Até mesmo quando havia a presença de um posto da Policia Militar, no local a situação em determinados horários do dia era extremamente complicada. A Prefeitura de Curitiba, em boa hora investiu no Passeio Público e o revitalizou, mas os problemas não demoraram a voltar.. Agora talvez seja possível se voltar aos dias gloriosos dos finais de tarde, de aperitivo, de jantar, no então famoso e frequentadissimo restaurante do Pasquale. No mesmo restaurante a excelente feijoada aos sábados, com música brasileira ao vivo e a casa lotada, com filas se formando para acesso as mesas.

As famílias, as rodas de amigos, se reunindo já à partir das 10 horas  para saborear a caipirinha, o bom chope, vinho ou outras bebidas e aquela feijoada especial. Personalidades da cidade, jornalistas, radialistas, desportistas sempre presentes na casa simpaticamente dirigida pelo bom papo do saudoso João de Pasquale, que inclusive foi comentarista de futebol em emissoras de rádio e televisão, bem como treinador.

Passeio Público que aproximadamente há uns cinqüenta anos tinha em seu interior uma boate, a famosa Tropical, com lindas mulheres, shows, inclusive de strip-tease a grande sensação da época, música ao vivo com excelentes conjuntos. A casa era muito freqüentada e marcou época na noite curitibana.

Nos idos de 2.010 num das edições da Gazeta do Povo na coluna “ENTRELINHAS” era registro –

Quem tem ido ao Passeio Público garante que o espaço voltou a ser uma boa opção de lazer nos fins de semana. E um  lazer barato. Quem mora no centro não gasta nada. Quem vem dos bairros aproveita a passagem de um real aos domingos. O parque ainda abriga muitos animais, o que permite oferecer uma aula de zoologia aos filhos. As proibições de motos, bicicletas e animais (nem sempre cumpridas, é verdade) são uma tranqüilidade a mais.

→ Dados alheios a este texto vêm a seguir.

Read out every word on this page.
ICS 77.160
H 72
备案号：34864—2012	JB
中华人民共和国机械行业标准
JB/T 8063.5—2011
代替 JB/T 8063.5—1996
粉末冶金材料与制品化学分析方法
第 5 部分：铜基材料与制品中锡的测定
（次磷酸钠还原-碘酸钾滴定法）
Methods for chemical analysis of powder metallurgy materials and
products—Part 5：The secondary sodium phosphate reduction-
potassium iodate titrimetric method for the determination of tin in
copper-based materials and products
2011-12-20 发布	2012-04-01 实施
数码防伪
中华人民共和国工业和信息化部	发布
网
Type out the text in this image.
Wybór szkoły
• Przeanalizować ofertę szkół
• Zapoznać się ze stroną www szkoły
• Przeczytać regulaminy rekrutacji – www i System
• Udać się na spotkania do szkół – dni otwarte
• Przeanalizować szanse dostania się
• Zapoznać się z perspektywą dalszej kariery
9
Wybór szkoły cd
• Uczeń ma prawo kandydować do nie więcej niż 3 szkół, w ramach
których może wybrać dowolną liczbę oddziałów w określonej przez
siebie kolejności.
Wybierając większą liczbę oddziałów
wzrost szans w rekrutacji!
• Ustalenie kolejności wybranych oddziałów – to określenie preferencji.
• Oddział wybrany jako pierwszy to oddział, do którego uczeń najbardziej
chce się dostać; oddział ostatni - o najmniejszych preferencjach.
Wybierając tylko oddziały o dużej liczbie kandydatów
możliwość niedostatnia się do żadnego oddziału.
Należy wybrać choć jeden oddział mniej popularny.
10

Na época destacávamos – Esta nota nos trouxe felicidade quando a lemos e certamente a você que como nós quando garoto tinha como um dos pontos de visita o Passeio Público, também deve ter ficado alegre e deve estar satisfeito em saber que o antigo logradouro está bem cuidado e bem visitado. Lembramo-nos que quando vínhamos de Castro, para visitar os avôs maternos, uma visita obrigatória era o Passeio Público. Mamãe gostava muito de ir até lá observar os bichos e contar histórias prá gente. Era mesmo uma delicia.

Lamentavelmente após a revitalização, a reação para se restabelecer como referencia da cidade o Passeio Público voltou a cair e a ter problemas com uma frequência indevida. Agora repito com o apoio de alguns setores da sociedade e da imprensa se busca alternativas para que o Passeio Público volte a ter seus dias de glória como um dos pontos preferidos de Curitiba. Nestes dias várias promoções para tentar devolver o logradouro a comunidade que tão bem quer o Passeio Público.